What I mean is that for SHA-1 objects we keep the object header to
be "<type> <length> NUL".  For objects in newer world, use the
object header to "<type> <hash> <length> NUL", and include the
hashname in the object name computation.

> For loose objects, it would be nice to name the hash in the file, so
> that "file" can understand what is happening if someone accidentally
> mixes types using "cp".  The only downside is losing the ability to
> copy blobs (which have the same content despite being named using
> different hashes) between repositories after determining their new
> names.  That doesn't seem like a strong downside --- it's pretty
> harmless to include the hash type in loose object files, too.  I think
> I would prefer this to be a "magic number" instead of part of the
> zlib-deflated payload, since this way "file" can discover it more
> easily.

Yeah, thanks for doing pros-and-cons for me ;-)

>> If it is a goal to eventually be able to lose SHA-1 compatibility
>> metadata from the objects, then we might want to remove SHA-1 based
>> signature bits (e.g.
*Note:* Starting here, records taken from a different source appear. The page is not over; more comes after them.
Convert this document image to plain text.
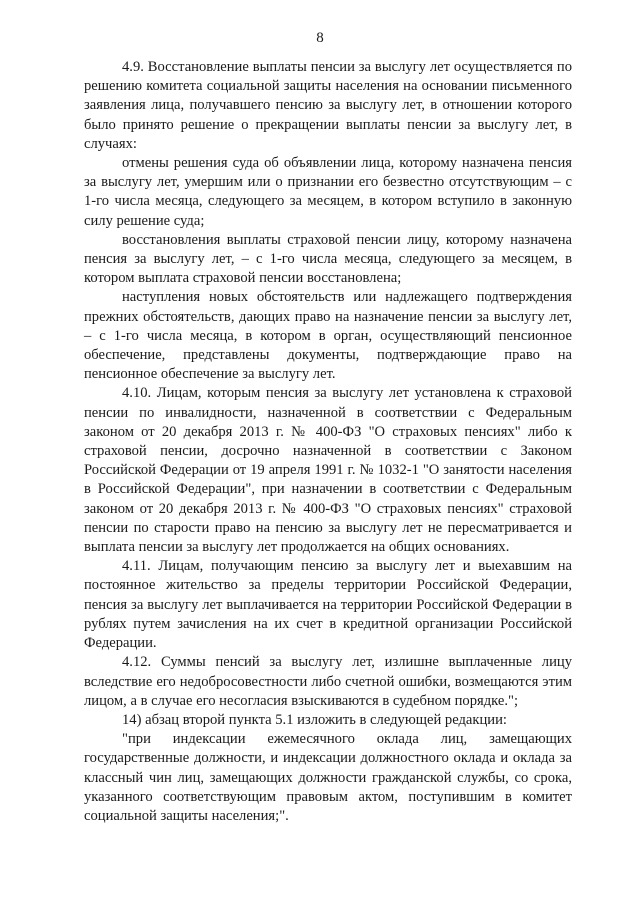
8

4.9. Восстановление выплаты пенсии за выслугу лет осуществляется по решению комитета социальной защиты населения на основании письменного заявления лица, получавшего пенсию за выслугу лет, в отношении которого было принято решение о прекращении выплаты пенсии за выслугу лет, в случаях:

отмены решения суда об объявлении лица, которому назначена пенсия за выслугу лет, умершим или о признании его безвестно отсутствующим – с 1-го числа месяца, следующего за месяцем, в котором вступило в законную силу решение суда;

восстановления выплаты страховой пенсии лицу, которому назначена пенсия за выслугу лет, – с 1-го числа месяца, следующего за месяцем, в котором выплата страховой пенсии восстановлена;

наступления новых обстоятельств или надлежащего подтверждения прежних обстоятельств, дающих право на назначение пенсии за выслугу лет, – с 1-го числа месяца, в котором в орган, осуществляющий пенсионное обеспечение, представлены документы, подтверждающие право на пенсионное обеспечение за выслугу лет.

4.10. Лицам, которым пенсия за выслугу лет установлена к страховой пенсии по инвалидности, назначенной в соответствии с Федеральным законом от 20 декабря 2013 г. № 400-ФЗ "О страховых пенсиях" либо к страховой пенсии, досрочно назначенной в соответствии с Законом Российской Федерации от 19 апреля 1991 г. № 1032-1 "О занятости населения в Российской Федерации", при назначении в соответствии с Федеральным законом от 20 декабря 2013 г. № 400-ФЗ "О страховых пенсиях" страховой пенсии по старости право на пенсию за выслугу лет не пересматривается и выплата пенсии за выслугу лет продолжается на общих основаниях.

4.11. Лицам, получающим пенсию за выслугу лет и выехавшим на постоянное жительство за пределы территории Российской Федерации, пенсия за выслугу лет выплачивается на территории Российской Федерации в рублях путем зачисления на их счет в кредитной организации Российской Федерации.

4.12. Суммы пенсий за выслугу лет, излишне выплаченные лицу вследствие его недобросовестности либо счетной ошибки, возмещаются этим лицом, а в случае его несогласия взыскиваются в судебном порядке.";

14) абзац второй пункта 5.1 изложить в следующей редакции:

"при индексации ежемесячного оклада лиц, замещающих государственные должности, и индексации должностного оклада и оклада за классный чин лиц, замещающих должности гражданской службы, со срока, указанного соответствующим правовым актом, поступившим в комитет социальной защиты населения;".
PGP trailer in signed tag, gpgsig header in the
>> commit object) from NewHash contents, and instead have them stored
>> in a side "metadata" table, only to be used while converting back.
>> I dunno if that is desirable.
>
> I don't consider that desirable.

Agreed.  Let's not go there.

>> Hmm, as the corresponding packfile stores object data only in
>> NewHash content format, it is somewhat curious that this table that
>> stores CRC32 of the data appears in the "Tables for each object
>> format" section, as they would be identical, no?  Unless I am
>> grossly misleading the spec, the checksum should either go outside
>> the "Tables for each object format" section but still in .idx, or
>> should be eliminated and become part of the packdata stream instead,
>> perhaps?
>
> It's actually only present for the first object format.  Will find a
> better way to describe this.

I see.  One way to do so is to have it upfront before the "after
this point, these tables repeat for each of the hashes" part of the
file.

>> Oy.  So we can go from a short prefix to the pack location by first
>> finding it via binsearch in the short-name table, realize that it is
>> nth object in the object name order, and consulting this table.
>> When we know the pack-order of an object, there is no direct way to
>> go to its location (short of reversing the name-order-to-pack-order
>> table)?
>
> An earlier version of the design also had a pack-order-to-pack-offset
> table, but we weren't able to think of any cases where that would be
> used without also looking up the object name that can be used to
> verify the integrity of the inflated object.

The primary thing I was interested in knowing was if we tried to
think of any case where it may be useful and then didn't think of
any---I couldn't but I know I am not imaginative enough, and I
wanted to know you guys didn't, either.